What MS method of ionization (ESI, MALDI, IE/CI, APPI) and detection (Quadrupole, Ion traps, TOF, or FT analyzers) should I use?
This all depends on what results you are trying to achieve. If you require accurate mass (below 5 ppm), such analyses require TOF or Orbitrap mass analyzers, which means that the samples must be ionizable by ESI, APCI or APPI. Accurate mass analyses are useful in order to confirm the molecular formula of a sample and for publication purposes. Additional tandem mass spectrometry can be achieved to get more structural information’s of the compound. There is generally more than 1 method available for MS analysis of a given compound. You should consider the size of the molecule (macromolecules such as polymers may require MALDI), the presence of protonation sites, how fragile the compound is (to water, air or temperature for example), and the need of a separation step prior to MS detection. We are always available to advice you on this topic. If you don’t know, please mention it on the sample submission form.
What kinds of adducts are commonly observed in MS?
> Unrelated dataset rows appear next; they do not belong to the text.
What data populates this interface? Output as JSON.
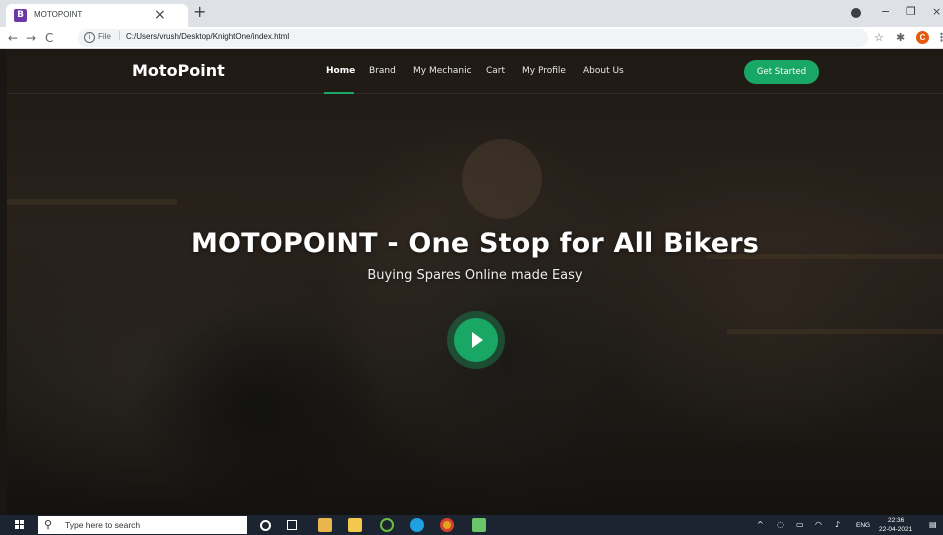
{
  "browser": {
    "tab_title": "MOTOPOINT",
    "tab_favicon_letter": "B",
    "tab_close": "×",
    "new_tab": "+",
    "minimize": "−",
    "restore": "❐",
    "close": "×",
    "back": "←",
    "forward": "→",
    "reload": "C",
    "url_scheme": "File",
    "url_path": "C:/Users/vrush/Desktop/KnightOne/index.html",
    "bookmark_icon": "star-icon",
    "extensions_icon": "puzzle-icon",
    "avatar_letter": "C",
    "menu_icon": "⋮"
  },
  "site": {
    "logo": "MotoPoint",
    "nav": [
      {
        "label": "Home",
        "active": true
      },
      {
        "label": "Brand",
        "active": false
      },
      {
        "label": "My Mechanic",
        "active": false
      },
      {
        "label": "Cart",
        "active": false
      },
      {
        "label": "My Profile",
        "active": false
      },
      {
        "label": "About Us",
        "active": false
      }
    ],
    "cta_label": "Get Started",
    "hero_title": "MOTOPOINT - One Stop for All Bikers",
    "hero_subtitle": "Buying Spares Online made Easy",
    "accent_color": "#18a764"
  },
  "taskbar": {
    "search_placeholder": "Type here to search",
    "language": "ENG",
    "time": "22:36",
    "date": "22-04-2021"
  }
}
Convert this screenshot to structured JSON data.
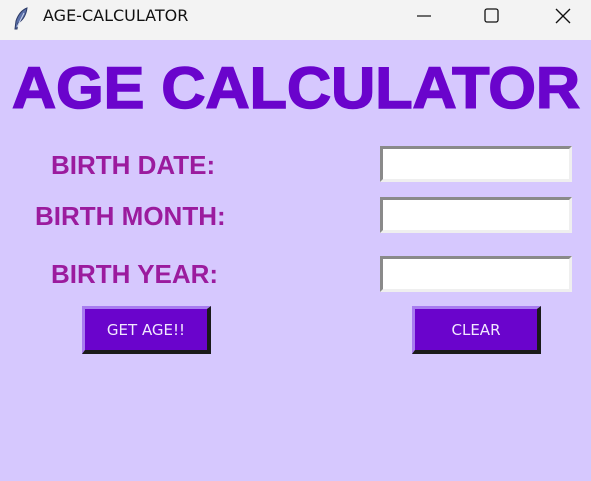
{
  "window": {
    "title": "AGE-CALCULATOR",
    "icon": "feather-icon",
    "controls": [
      "minimize-icon",
      "maximize-icon",
      "close-icon"
    ]
  },
  "app": {
    "heading": "AGE CALCULATOR",
    "heading_color": "#6a04cc",
    "background_color": "#d6c8fe",
    "label_color": "#9b1b9e"
  },
  "form": {
    "birth_date_label": "BIRTH DATE:",
    "birth_month_label": "BIRTH MONTH:",
    "birth_year_label": "BIRTH YEAR:",
    "birth_date_value": "",
    "birth_month_value": "",
    "birth_year_value": ""
  },
  "buttons": {
    "get_age_label": "GET AGE!!",
    "clear_label": "CLEAR",
    "button_color": "#6a04cc"
  }
}
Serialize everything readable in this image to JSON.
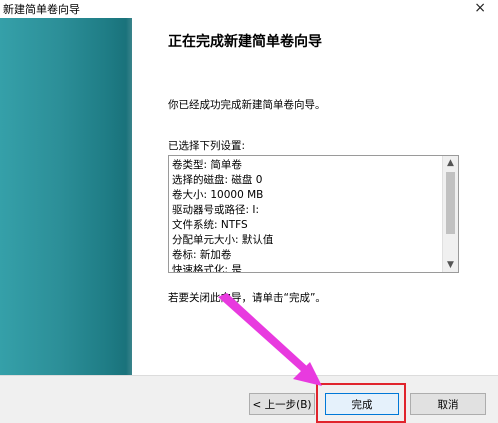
{
  "window": {
    "title": "新建简单卷向导",
    "close_glyph": "×"
  },
  "main": {
    "heading": "正在完成新建简单卷向导",
    "success_text": "你已经成功完成新建简单卷向导。",
    "settings_label": "已选择下列设置:",
    "settings_lines": [
      "卷类型: 简单卷",
      "选择的磁盘: 磁盘 0",
      "卷大小: 10000 MB",
      "驱动器号或路径: I:",
      "文件系统: NTFS",
      "分配单元大小: 默认值",
      "卷标: 新加卷",
      "快速格式化: 是"
    ],
    "finish_hint": "若要关闭此向导，请单击“完成”。"
  },
  "footer": {
    "back_label": "< 上一步(B)",
    "finish_label": "完成",
    "cancel_label": "取消"
  },
  "colors": {
    "banner": "#2c8f98",
    "highlight": "#e0242c",
    "arrow": "#e83adf"
  },
  "icons": {
    "scroll_up": "chevron-up-icon",
    "scroll_down": "chevron-down-icon",
    "close": "close-icon"
  }
}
For Electrospray MS in the positive mode, it is typical to detect [M+H]+, [M+Na]+ and [M+K]+ ion species, whilst with the negative ion mode [M-H]–molecular ions are normally observed. It is also common to observe clusters as well. Molecules tend to cluster and form dimers when run by electrospray, particularly if the sample concentration is high. Larger molecules that readily take on multiple charges, such as proteins and oligonucleotides, commonly appears as multiple groups of ions with increasing charges.
For CI with ammonia, [M+H]+ and (M+NH4)+ adduct ions are commonly observed in positive mode. IE is always performed in positive mode and always interfaced with the GC.
For MALDI analyses, it is typical to detect [M+H]+, [M+Na]+ and [M+K]+ adducts, and more rarely adduct ions from the matrix.
How is performed the accurate mass analysis on the ESI-Q-TOF?
Accurate mass analyses on a Q-TOF require the Lock-Spray module to reach the 5 ppm mass accuracy. The lock-spray interface sprays alternatively the analyte and a reference compound (lock mass) to correct for drifts in the mass scale. The correction factor is applied to provide accurate mass information (<5 ppm) on the most abundant species (generally [M+H]+) and, for complex isotopic profiles, on the most abundant isotope.
Can I run infusion ESI-MS and MS/MS if I have very limited sample available?
YES. In such cases, we can run nanochip-based infusion experiments using the Nanomate Triversa (Advion) robot interfaced with the FT-Orbitrap mass analyzers (Thermo). The flow rates used for spraying are in the nL/min range.
Which compounds are suitable for GC-MS analysis?
Volatile and low molecular mass compounds (m/z < 600). Chemical derivatization (trimethylsilylation, methylation, acetylation…) can often be done to increase volatility of compound’s containing polar functional groups, but this chemical reaction is generally conducted by the submitter.
What information does GC-MS provide?
The MS analyzer is a triple quadrupole that can be operated in scan mode, but also SIM or MRM modes for quantitative purposes by integration of selected ion chromatogram peaks. The GC offers a high resolution separation of compounds. IE mass spectra of each eluted peak can be submitted to the NIST17 database (more than 800’000 IE mass spectra) for identification of unknowns.